Komisyon, hak aramanın önünde engel
İhraçlar sonrasında KHK’lilerin hak aramasının önüne de engeller çıkarıldı. Anayasa Mahkemesi ve idare mahkemelerine yapılan başvurular OHAL bahane edilerek reddedildi, Avrupa İnsan Hakları Mahkemesi ise iç hukuk yollarının tüketilmesi gerektiğini söyleyerek KHK’lilerin başvurularını reddetti. Tam bu noktada AKP hükümeti bir oyalama formülü olarak OHAL Komisyonu’nu devreye soktu. Komisyon iki yıllığına görev yapacak ve bu süreçte haksızlığa uğrayanların mesleklerini ve özlük haklarını iade edecekti. Komisyon, 22 Mayıs 2017 tarihinde kuruldu, 17 Temmuz’da ise göreve başladı. İki yıllık görev süresi dolduğunda yeniden bir yıllığına uzatıldı. OHAL 2018’de kaldırılmasına rağmen komisyon varlığını sürdürüyor. Bu süreçte KHK’liler işsizliğe mahkûm edildi, intihar edenler, ülke dışına botlarla çıkmaya çalışırken boğularak hayatını kaybeden, süreçte sağlığını kaybedenler oldu. Komisyon, bugüne kadar yapılan toplam 126 bin 300 başvurudan 12 bin 680’ini iade ile sonuçlandırdı, 97 bin 570’ini reddetti. Reddedilenler için idari mahkeme yolu açılmış oldu ancak aralarında geçen yıl beraat eden, haklarının ihlal edildiği Anayasa Mahkemesi kararıyla sabit olan barış akademisyenlerinin de bulunduğu 16 binin üzerinde başvuru hâlâ komisyonda bekletiliyor. Bu insanlar için henüz yargıya başvurmak mümkün değil.

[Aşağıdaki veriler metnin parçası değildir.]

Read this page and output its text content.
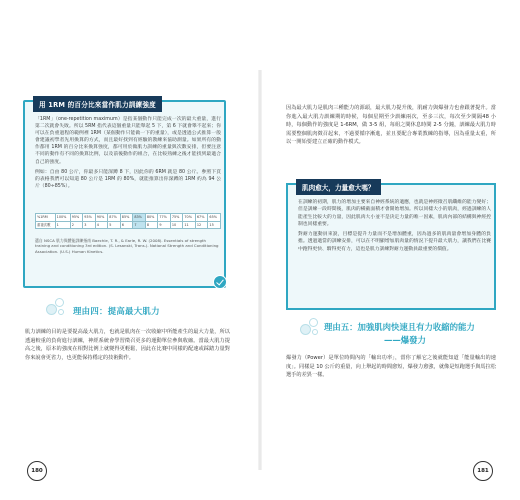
用 1RM 的百分比來當作肌力訓練強度

「1RM」（one-repetition maximum）是指某個動作只能完成一次的最大重量，進行第二次就會失敗。所以 5RM 指代表這個重量只能舉起 5 下，第 6 下就會舉不起來；你可以在負重過程的範例裡 1RM（某個動作只能做一下的重量），或是透過公式推算一般會建議初學者先用換算的方式，而且最好找到有經驗的教練來協助測量。如果所有的動作都用 1RM 的百分比來換算強度，都可用於做肌力訓練的重量與次數安排，但要注意不同的動作有不同的換算比例，以及前後動作的組合，在比較熟練之後才能找到最適合自己的強度。

例如：自由 80 公斤，你最多只能深蹲 8 下，因此你的 6RM 就是 80 公斤。參照下頁的表格我們可以知道 80 公斤是 1RM 的 80%，就能推算出你深蹲的 1RM 約為 94 公斤（80÷85%）。

%1RM	100%	95%	93%	90%	87%	85%	83%	80%	77%	75%	70%	67%	65%
重複次數	1	2	3	4	5	6	7	8	9	10	11	12	15
選自 NSCA 肌力與體能訓練指南 Baechle, T. R., & Earle, R. W. (2008). Essentials of strength training and conditioning 3rd edition. (S. Lesanski, Trans.). National Strength and Conditioning Association. (U.S.) Human Kinetics.
理由四：提高最大肌力
肌力訓練的目的是要提高最大肌力，也就是肌肉在一次收縮中所能產生的最大力量，所以透過較重的負荷進行訓練，神經系統會學習徵召更多的運動單位參與收縮。當最大肌力提高之後，原本的強度在相對比例上就變得更輕鬆，因此在比賽中同樣的配速或踩踏力量對你來說會更省力，也更能保持穩定的技術動作。
180
因為最大肌力是肌肉三種能力的源頭，最大肌力提升後，肌耐力與爆發力也會跟著提升。當你進入最大肌力訓練期的時候，每個星期至少訓練兩次，至多三次，每次至少間隔48 小時，每個動作的強度是 1-6RM，做 3-5 組，每組之間休息時間 2-5 分鐘，訓練最大肌力時需要整個肌肉徵召起來，不過要循序漸進，並且要配合專業教練的指導，因為重量太重，所以一開始要建立正確的動作模式。
肌肉愈大，力量愈大嗎？

在訓練的初期，肌力的增加主要來自神經系統的適應，也就是神經徵召肌纖維的能力變好；但是訓練一段時間後，肌肉的橫截面積才會開始增加。所以同樣大小的肌肉，經過訓練的人能產生比較大的力量，因此肌肉大小並不是決定力量的唯一因素，肌肉內部的結構與神經控制也同樣重要。

對耐力運動員來說，目標是提升力量而不是增加體重，因為過多的肌肉量會增加身體的負擔。透過適當的訓練安排，可以在不明顯增加肌肉量的情況下提升最大肌力，讓我們在比賽中跑得更快、騎得更有力，這也是肌力訓練對耐力運動員最重要的價值。

理由五：加強肌肉快速且有力收縮的能力
——爆發力
爆發力（Power）是單位時間內的「輸出功率」，當你了解它之後就能知道「能量輸出的速度」。同樣是 10 公斤的重量，向上舉起的時間愈短，爆發力愈強，就像是短跑選手與馬拉松選手的差異一樣。
181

Bir cezalandırma mekanizması
OHAL sürecinde yürütülen ihraçlar başından beri hukuksuzdu. OHAL’in sonuçları OHAL süresini aşan cezalandırmalara dönüştürüldü. Bugün suçsuzluğu hukuk karşısında da kanıtlanmış olan insanların komisyonda bekletilmesi ve komisyonun süresinin sürekli uzatılması bir cezalandırma mekanizmasının devrede olduğunu gösteriyor. Geçtiğimiz günlerde CHP Genel Başkan Yardımcısı Gülizar Biçer Karaca, OHAL Komisyonu Başkanı ile görüştüğünü ve bu görüşmede OHAL Başkanı’ın kendisine “Yargı kararları bizleri bağlamaz, komisyon idari karar verir, mahkemelerden daha geniş kapsamlı soruşturma yapma haklarımız var ve bu hakkı da sonuna kadar kullanacağız” dediğini açıkladı. Başkana göre ortada bir suçlama olmamasına rağmen, ne zaman bitirecekleri belli olmayan soruşturmalarda KHK’liler hakkında delil bulunamazsa kurumlarına geri dönüp dönmemeleri gerektiği sorulacak yani KHK’lilerin geri dönüşüne mahkemeler de değil ihraç listelerine isimlerini yazan kurum yetkilileri karar verecek.
Bu, burjuva hukukunun bile çiğnenmesi, ihraçların ne zaman biteceği belirsiz bir cezalandırmaya dönüşmesi demektir ve işçi sınıfına dönük bir saldırıdır.
OHAL Komisyonu, kendini hukukun üzerinde konumlandıran bir mekanizma. En temel insan haklarını ihlal edip ceza dağıtan bir kurum olarak davranırken suç işliyor. Komisyon derhal lağvedimeli, OHAL KHK’leri iptal edilmeli, hakkında mahkeme kararı olmayan KHK’liler tüm özlük haklarıyla beraber işlerine geri döndürülmeli, hak gaspından sorumlu olanlar hukuk karşısında hesap vermelidir.